First, we sized the system to our modest electrical needs: have power to run the exhaust fan, charge some cell phones and plug in random knick-knacks that take AC adapter plugs.
We settled on a 100 watt solar panel, with a 35Ah capacity lead-acid battery and a small inverter. A 35Ah battery can provide 420 watts of power from fully charged. The modest sized battery only takes a few hours of sunlight to charge fully. It won't run an air conditioner or a power tool, but for minimalist camper life-style stuff it works perfectly.
Let's look through the list of components.
- Solar panel: everyone knows what a solar panel does. It's a screen that takes in sunlight and puts out electricity. In this case it puts out DC power at 12 volts. The same thing the battery works with.
- Lead-acid battery: everyone knows what a battery does. It stores energy. Lithium-ion batteries are all of the rage these days, and last significantly longer, but they're also more expensive. Although lead-acid batteries are a little more risky (they're full of acid) and don't last as long, the lower cost meant we could get this system off of the ground more easily.
- Charge controller: a device that takes power from the solar panel and uses it to charge a battery. Why can't you plug the solar panel directly into the battery? Well, you could, but then there'd be nothing to tell it to stop charging the battery once it's full. Batteries don't like being over-charged. It's apparently dangerous, even. So that's why there's a charge controller. It watches the line to the battery: when the battery is empty it charges it at full blast. When the battery is full, the controller backs off so it won't overcharge.
- Inverter: changes DC power to AC power, so we can plug in devices that expect a AC wall-style power.
Here's a diagram of how we wired it.
Probably the hardest part was figuring out how to run the cables from the solar panel on the outside to the charge controller and battery on the inside. There's a lot written on the internet on how to run cables through things and waterproof them. You can seemingly spend a sizable amount of money by using special adapters. What I ultimately settled on was something much simpler: grommets and caulk. I drilled a hole slightly bigger than the thickness of the cable, put a 20 cent rubber grommet into the hole, and then stuffed the cable through the grommet. I sized a grommet just barely big enough that it took some force to push the cable through. In some cases I had to moisten the cable a bit to make it stuff through more easily.

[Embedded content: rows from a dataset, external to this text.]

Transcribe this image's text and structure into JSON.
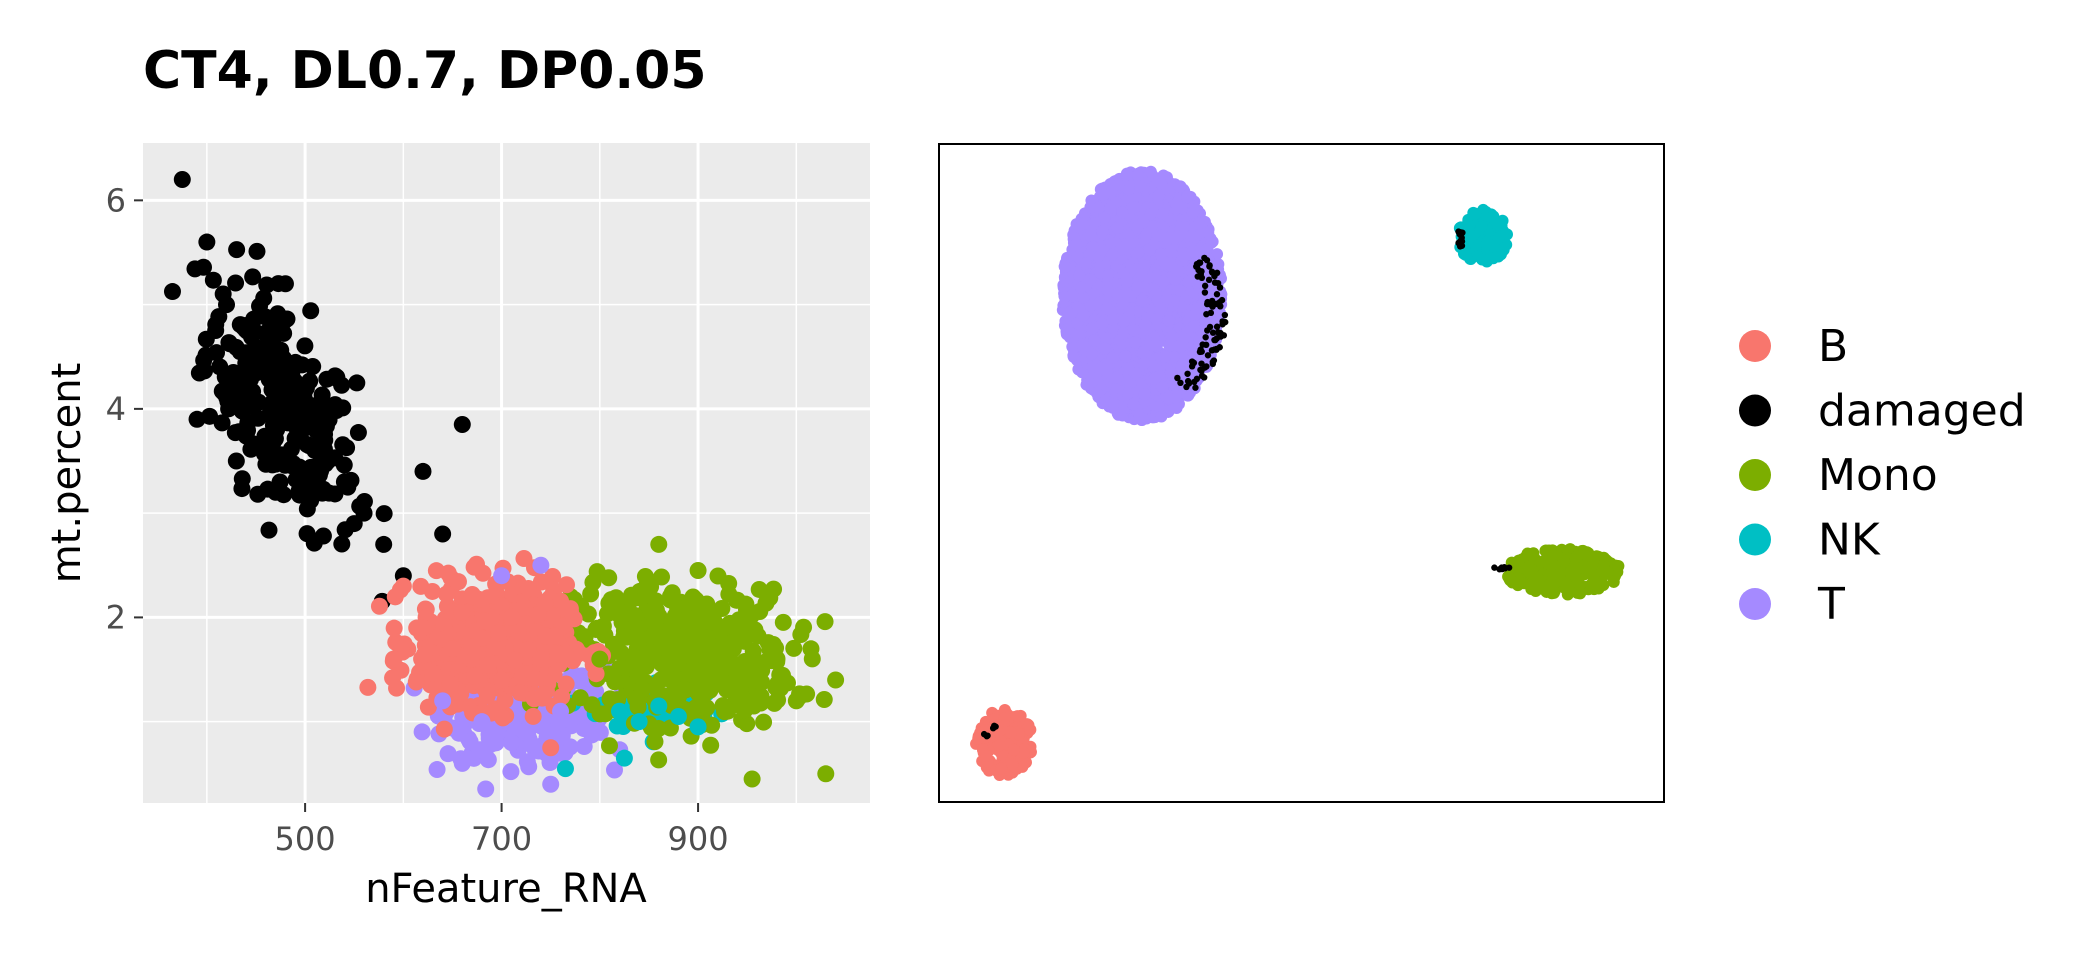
{
  "title": "CT4, DL0.7, DP0.05",
  "colors": {
    "B": "#F8766D",
    "damaged": "#000000",
    "Mono": "#7CAE00",
    "NK": "#00BFC4",
    "T": "#A58AFF"
  },
  "legend": {
    "position": "right",
    "entries": [
      "B",
      "damaged",
      "Mono",
      "NK",
      "T"
    ]
  },
  "chart_data": [
    {
      "type": "scatter",
      "panel": "qc-scatter",
      "xlabel": "nFeature_RNA",
      "ylabel": "mt.percent",
      "xlim": [
        335,
        1075
      ],
      "ylim": [
        0.22,
        6.55
      ],
      "xticks": [
        500,
        700,
        900
      ],
      "yticks": [
        2,
        4,
        6
      ],
      "grid": true,
      "series": [
        {
          "name": "damaged",
          "x": [
            375,
            400,
            420,
            440,
            460,
            480,
            500,
            520,
            540,
            560,
            580,
            600,
            620,
            640,
            660,
            390,
            430,
            470,
            510,
            550,
            455,
            480
          ],
          "y": [
            6.2,
            5.6,
            5.0,
            4.8,
            4.5,
            4.2,
            4.0,
            3.7,
            3.3,
            3.0,
            2.7,
            2.4,
            3.4,
            2.8,
            3.85,
            3.9,
            3.5,
            3.2,
            3.6,
            2.9,
            4.4,
            5.2
          ]
        },
        {
          "name": "B",
          "x": [
            620,
            650,
            680,
            710,
            740,
            700,
            670,
            600,
            590,
            750
          ],
          "y": [
            1.9,
            1.7,
            1.8,
            2.0,
            1.6,
            1.4,
            2.2,
            2.3,
            1.6,
            0.75
          ]
        },
        {
          "name": "T",
          "x": [
            640,
            680,
            720,
            760,
            700,
            740,
            660,
            750,
            710
          ],
          "y": [
            1.2,
            1.0,
            0.9,
            1.1,
            2.4,
            2.5,
            0.6,
            0.4,
            0.8
          ]
        },
        {
          "name": "NK",
          "x": [
            820,
            840,
            860,
            880,
            900,
            765,
            825
          ],
          "y": [
            1.1,
            1.0,
            1.15,
            1.05,
            0.95,
            0.55,
            0.65
          ]
        },
        {
          "name": "Mono",
          "x": [
            800,
            840,
            880,
            920,
            960,
            1000,
            1040,
            860,
            900,
            955,
            1030
          ],
          "y": [
            1.6,
            1.8,
            1.7,
            1.5,
            1.4,
            1.2,
            1.4,
            2.7,
            2.45,
            0.45,
            0.5
          ]
        }
      ]
    },
    {
      "type": "scatter",
      "panel": "embedding",
      "xlabel": "",
      "ylabel": "",
      "axes_ticks": false,
      "grid": false,
      "clusters": [
        {
          "name": "T",
          "center": [
            0.28,
            0.23
          ],
          "rx": 0.11,
          "ry": 0.19
        },
        {
          "name": "NK",
          "center": [
            0.75,
            0.14
          ],
          "rx": 0.035,
          "ry": 0.04
        },
        {
          "name": "Mono",
          "center": [
            0.86,
            0.65
          ],
          "rx": 0.08,
          "ry": 0.035
        },
        {
          "name": "B",
          "center": [
            0.09,
            0.91
          ],
          "rx": 0.04,
          "ry": 0.05
        }
      ]
    }
  ]
}
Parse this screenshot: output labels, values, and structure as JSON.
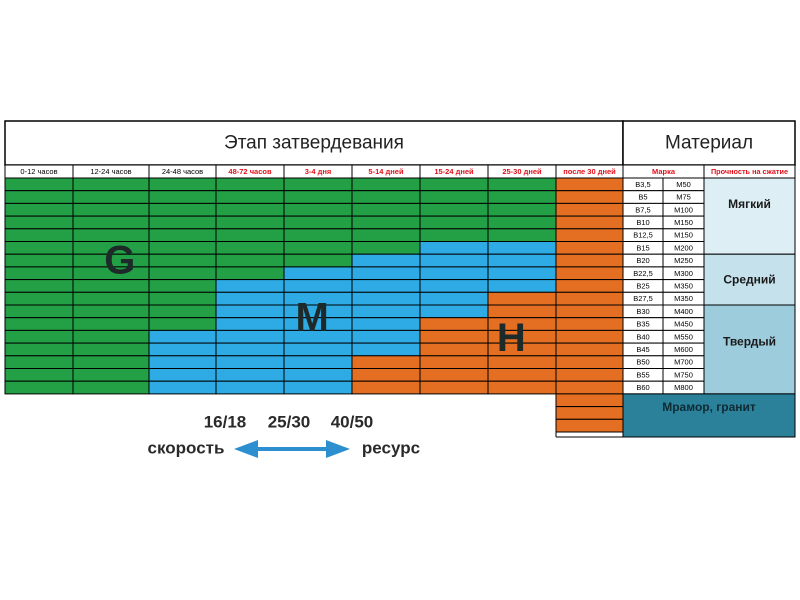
{
  "header": {
    "stage_title": "Этап затвердевания",
    "material_title": "Материал"
  },
  "time_columns": [
    "0-12 часов",
    "12-24 часов",
    "24-48 часов",
    "48-72 часов",
    "3-4 дня",
    "5-14 дней",
    "15-24 дней",
    "25-30 дней",
    "после 30 дней"
  ],
  "time_column_highlight": [
    false,
    false,
    false,
    true,
    true,
    true,
    true,
    true,
    true
  ],
  "material_headers": {
    "grade": "Марка",
    "strength": "Прочность на сжатие"
  },
  "grades": [
    [
      "B3,5",
      "M50"
    ],
    [
      "B5",
      "M75"
    ],
    [
      "B7,5",
      "M100"
    ],
    [
      "B10",
      "M150"
    ],
    [
      "B12,5",
      "M150"
    ],
    [
      "B15",
      "M200"
    ],
    [
      "B20",
      "M250"
    ],
    [
      "B22,5",
      "M300"
    ],
    [
      "B25",
      "M350"
    ],
    [
      "B27,5",
      "M350"
    ],
    [
      "B30",
      "M400"
    ],
    [
      "B35",
      "M450"
    ],
    [
      "B40",
      "M550"
    ],
    [
      "B45",
      "M600"
    ],
    [
      "B50",
      "M700"
    ],
    [
      "B55",
      "M750"
    ],
    [
      "B60",
      "M800"
    ]
  ],
  "strength_groups": [
    {
      "label": "Мягкий",
      "rows": 6,
      "color": "#ddeef5"
    },
    {
      "label": "Средний",
      "rows": 4,
      "color": "#c4e1ec"
    },
    {
      "label": "Твердый",
      "rows": 7,
      "color": "#9dccdd"
    }
  ],
  "extra_material": {
    "label": "Мрамор, гранит",
    "color": "#2a8199"
  },
  "grid_colors": {
    "G": "#23a046",
    "M": "#2eabe4",
    "H": "#e46f22"
  },
  "grid_rows": [
    "GGGGGGGGH",
    "GGGGGGGGH",
    "GGGGGGGGH",
    "GGGGGGGGH",
    "GGGGGGGGH",
    "GGGGGGMMH",
    "GGGGGMMMH",
    "GGGGMMMMH",
    "GGGMMMMMH",
    "GGGMMMMHH",
    "GGGMMMMHH",
    "GGGMMMHHH",
    "GGMMMMHHH",
    "GGMMMMHHH",
    "GGMMMHHHH",
    "GGMMMHHHH",
    "GGMMMHHHH"
  ],
  "extra_rows": [
    "H",
    "H",
    "H"
  ],
  "zone_labels": [
    {
      "text": "G",
      "row": 6.5,
      "col": 1.6
    },
    {
      "text": "M",
      "row": 11,
      "col": 4.4
    },
    {
      "text": "H",
      "row": 12.6,
      "col": 7.3
    }
  ],
  "legend": {
    "values": [
      "16/18",
      "25/30",
      "40/50"
    ],
    "left_label": "скорость",
    "right_label": "ресурс",
    "arrow_color": "#2b8fd0"
  }
}
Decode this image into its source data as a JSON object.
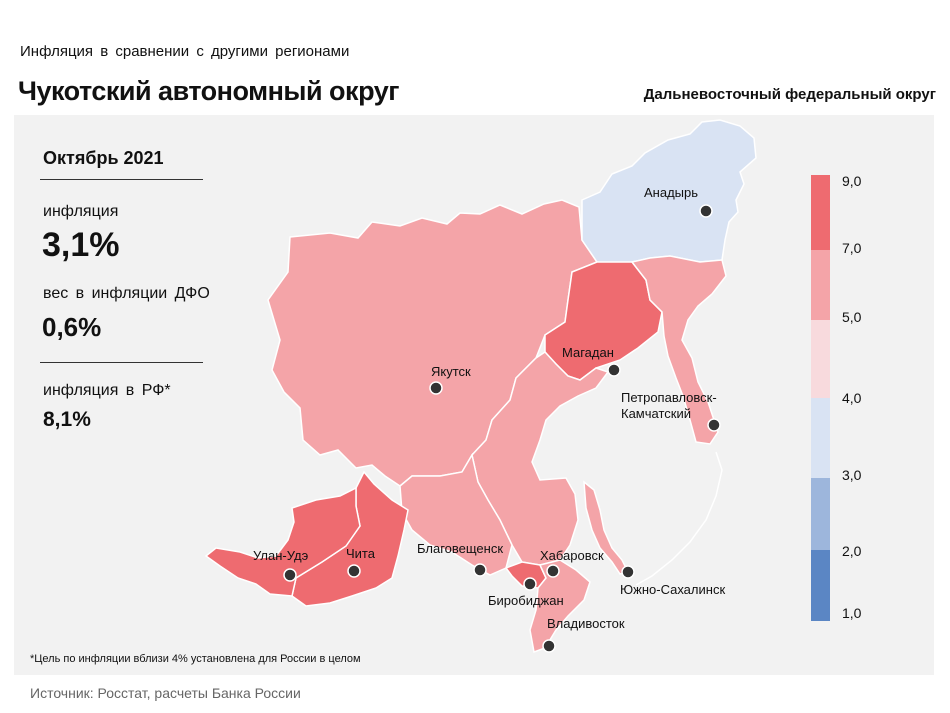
{
  "header": {
    "subtitle": "Инфляция в сравнении с другими регионами",
    "title": "Чукотский автономный округ",
    "district": "Дальневосточный федеральный округ"
  },
  "stats": {
    "period": "Октябрь 2021",
    "inflation_label": "инфляция",
    "inflation_value": "3,1%",
    "weight_label": "вес в инфляции ДФО",
    "weight_value": "0,6%",
    "russia_label": "инфляция в РФ*",
    "russia_value": "8,1%"
  },
  "legend": {
    "bins": [
      {
        "from": "1,0",
        "to": "2,0",
        "color": "#5b86c4"
      },
      {
        "from": "2,0",
        "to": "3,0",
        "color": "#9db6dc"
      },
      {
        "from": "3,0",
        "to": "4,0",
        "color": "#d9e3f3"
      },
      {
        "from": "4,0",
        "to": "5,0",
        "color": "#f8dadd"
      },
      {
        "from": "5,0",
        "to": "7,0",
        "color": "#f4a4a8"
      },
      {
        "from": "7,0",
        "to": "9,0",
        "color": "#ee6b70"
      }
    ],
    "ticks": [
      "1,0",
      "2,0",
      "3,0",
      "4,0",
      "5,0",
      "7,0",
      "9,0"
    ]
  },
  "map": {
    "regions": [
      {
        "name": "Якутия",
        "bin": "5,0–7,0",
        "color": "#f4a4a8"
      },
      {
        "name": "Чукотский автономный округ",
        "bin": "3,0–4,0",
        "color": "#d9e3f3"
      },
      {
        "name": "Магаданская область",
        "bin": "7,0–9,0",
        "color": "#ee6b70"
      },
      {
        "name": "Камчатский край",
        "bin": "5,0–7,0",
        "color": "#f4a4a8"
      },
      {
        "name": "Хабаровский край",
        "bin": "5,0–7,0",
        "color": "#f4a4a8"
      },
      {
        "name": "Амурская область",
        "bin": "5,0–7,0",
        "color": "#f4a4a8"
      },
      {
        "name": "Забайкальский край",
        "bin": "7,0–9,0",
        "color": "#ee6b70"
      },
      {
        "name": "Республика Бурятия",
        "bin": "7,0–9,0",
        "color": "#ee6b70"
      },
      {
        "name": "Еврейская автономная область",
        "bin": "7,0–9,0",
        "color": "#ee6b70"
      },
      {
        "name": "Приморский край",
        "bin": "5,0–7,0",
        "color": "#f4a4a8"
      },
      {
        "name": "Сахалинская область",
        "bin": "5,0–7,0",
        "color": "#f4a4a8"
      }
    ],
    "cities": {
      "anadyr": "Анадырь",
      "magadan": "Магадан",
      "yakutsk": "Якутск",
      "petropavlovsk_1": "Петропавловск-",
      "petropavlovsk_2": "Камчатский",
      "ulan_ude": "Улан-Удэ",
      "chita": "Чита",
      "blagoveshchensk": "Благовещенск",
      "khabarovsk": "Хабаровск",
      "birobidzhan": "Биробиджан",
      "yuzhno": "Южно-Сахалинск",
      "vladivostok": "Владивосток"
    }
  },
  "footnote": "*Цель по инфляции вблизи 4% установлена для России в целом",
  "source": "Источник: Росстат, расчеты Банка России"
}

Once all of the cables were connected and cut to size, I clamped them down so they wouldn't slide and applied caulk over the grommets from both the roof side and the inside. I let the caulk dry and then applied it again. Seems fine so far.
It works. We've gone on extended camping trips, had power for our phones, and been able to keep ourselves cool at night by having airflow without ever having to risk the van's startup battery to do it. Pretty excited by the result and it cost about $300 in all.
Here's what it looks like mounted to the "roof rack". You can also spend a small fortune on these too, offered by brands like Thule and Yakima, but what I settled on here was a $60 commercial ladder rack found on ebay.
Inside, tucked away, we have the charge controller, inverter and battery.
The only part of this system that I'm not fully thrilled with is that there's no intelligent cross-over between van power systems. Ideally once the leisure battery was charged the solar panel would then work on topping up the van battery if needed. Vice versa too; it would be nice to charge the leisure battery off of the engine alternator, but otherwise ensure the van didn't try to draw power from the leisure battery and vice versa.
I'm still evaluating options for when I do a power system refresh, but in the meantime there's plenty to be happy with: free and clean mobile power!